Earlier this week, the Fertility Treatment (Employment Rights) Bill was presented to the House of Commons. This seeks to give employees the legal right to have time off work for appointments related to fertility treatments. This is a private members' bill so how far it proceeds through the parliamentary process remains to be seen. However, it has thrown a spotlight on the gap in employment protection for individuals looking at IVF treatment.
Employees do not currently have a statutory right to take time off, paid or unpaid, for fertility treatment such as IVF. A woman undergoing IVF will be deemed pregnant only from the point of the point of implantation of fertilised ova; at which point the statutory entitlement to take time off for antenatal appointments will apply and an employee will be protected from any pregnancy and maternity related discrimination.
At earlier stages of the process, absent any company specific policy, employees are left to take time off as holiday or sickness absence in order to attend fertility treatment appointments. As women, as a general rule, usually require more treatment than men for fertility, employers who take action against an employee for taking time off for fertility treatment risk an indirect sex discrimination claim if this action cannot be justified. An employer also remains at risk of discrimination claims on grounds such as sex or sexual orientation where an employee can show less favourable treatment with an appropriate comparator, for example in the way the employer responds to any requests for time off, treatment under any sickness absence policy and any request to work more flexibly.
Pending any legislative reform, some guidance for employers is provided in the Equality and Human Rights Commission Code of Practice (which is not legally binding but may be taken into consideration by Employment Tribunals). It states that "it is good practice for employers to treat sympathetically any request for time off for IVF or other fertility treatment, and consider adopting a procedure to cover this situation" which should include "designating a member of staff whom they can inform on a confidential basis that they are undergoing treatment".
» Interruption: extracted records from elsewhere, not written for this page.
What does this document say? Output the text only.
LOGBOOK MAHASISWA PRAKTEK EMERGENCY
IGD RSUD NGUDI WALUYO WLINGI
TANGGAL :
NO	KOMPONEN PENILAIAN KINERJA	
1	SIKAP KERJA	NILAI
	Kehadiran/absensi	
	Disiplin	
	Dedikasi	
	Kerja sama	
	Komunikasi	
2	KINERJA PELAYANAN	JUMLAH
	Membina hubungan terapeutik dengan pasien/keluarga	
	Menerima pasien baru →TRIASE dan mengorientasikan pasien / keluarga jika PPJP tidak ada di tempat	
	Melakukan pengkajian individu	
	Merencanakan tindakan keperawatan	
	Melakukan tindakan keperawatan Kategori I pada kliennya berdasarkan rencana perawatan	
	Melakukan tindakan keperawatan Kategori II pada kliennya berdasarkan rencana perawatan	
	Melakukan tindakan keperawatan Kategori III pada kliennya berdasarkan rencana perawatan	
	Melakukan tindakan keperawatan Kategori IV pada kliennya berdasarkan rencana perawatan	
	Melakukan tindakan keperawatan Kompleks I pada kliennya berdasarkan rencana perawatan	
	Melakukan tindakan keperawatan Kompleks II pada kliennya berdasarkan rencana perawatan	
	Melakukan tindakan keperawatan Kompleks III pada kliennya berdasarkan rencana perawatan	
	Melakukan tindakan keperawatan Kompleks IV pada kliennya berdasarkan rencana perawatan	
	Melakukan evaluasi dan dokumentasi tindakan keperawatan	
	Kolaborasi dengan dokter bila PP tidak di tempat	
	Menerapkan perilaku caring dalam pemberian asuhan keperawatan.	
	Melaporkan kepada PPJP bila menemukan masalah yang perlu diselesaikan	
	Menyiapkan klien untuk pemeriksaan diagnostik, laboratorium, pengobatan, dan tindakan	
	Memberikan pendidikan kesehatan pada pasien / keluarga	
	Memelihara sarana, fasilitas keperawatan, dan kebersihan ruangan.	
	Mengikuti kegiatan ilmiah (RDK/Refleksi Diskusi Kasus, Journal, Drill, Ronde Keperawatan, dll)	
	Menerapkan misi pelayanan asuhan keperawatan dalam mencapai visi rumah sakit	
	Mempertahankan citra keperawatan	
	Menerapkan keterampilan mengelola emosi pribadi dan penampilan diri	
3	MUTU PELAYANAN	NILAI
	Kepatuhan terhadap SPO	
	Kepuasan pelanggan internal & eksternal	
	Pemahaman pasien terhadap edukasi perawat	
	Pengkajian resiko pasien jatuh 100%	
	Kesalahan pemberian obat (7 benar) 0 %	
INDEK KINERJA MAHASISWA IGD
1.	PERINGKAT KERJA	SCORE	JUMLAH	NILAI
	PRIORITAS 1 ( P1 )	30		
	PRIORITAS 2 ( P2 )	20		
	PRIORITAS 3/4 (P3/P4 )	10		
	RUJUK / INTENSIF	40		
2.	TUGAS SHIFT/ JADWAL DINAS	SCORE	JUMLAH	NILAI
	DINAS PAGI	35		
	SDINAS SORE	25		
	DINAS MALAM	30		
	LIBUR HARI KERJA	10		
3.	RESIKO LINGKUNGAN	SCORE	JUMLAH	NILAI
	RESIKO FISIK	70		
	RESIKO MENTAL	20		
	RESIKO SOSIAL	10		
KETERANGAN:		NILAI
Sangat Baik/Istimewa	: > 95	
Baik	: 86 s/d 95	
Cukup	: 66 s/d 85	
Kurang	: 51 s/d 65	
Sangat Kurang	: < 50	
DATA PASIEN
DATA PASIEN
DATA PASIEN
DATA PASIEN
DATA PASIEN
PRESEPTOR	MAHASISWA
Reflecting diverse family structures, employers are increasingly considering what support they can provide to their employees, whether through introducing a policy on fertility leave, forms of financial support for IVF and other assisted reproduction treatments through an employee benefits programme and/or offering support on a case by case basis. Care will need to be taken that any policies adopted or benefits provided are inclusive and applied consistently to avoid inadvertent discrimination claims. In all cases, employees undergoing IVF or other assisted reproduction treatments should be treated sensitively and confidentiality maintained. Many employers are also exploring support mechanisms, such as internal staff networks, educating managers and employee assistance programmes.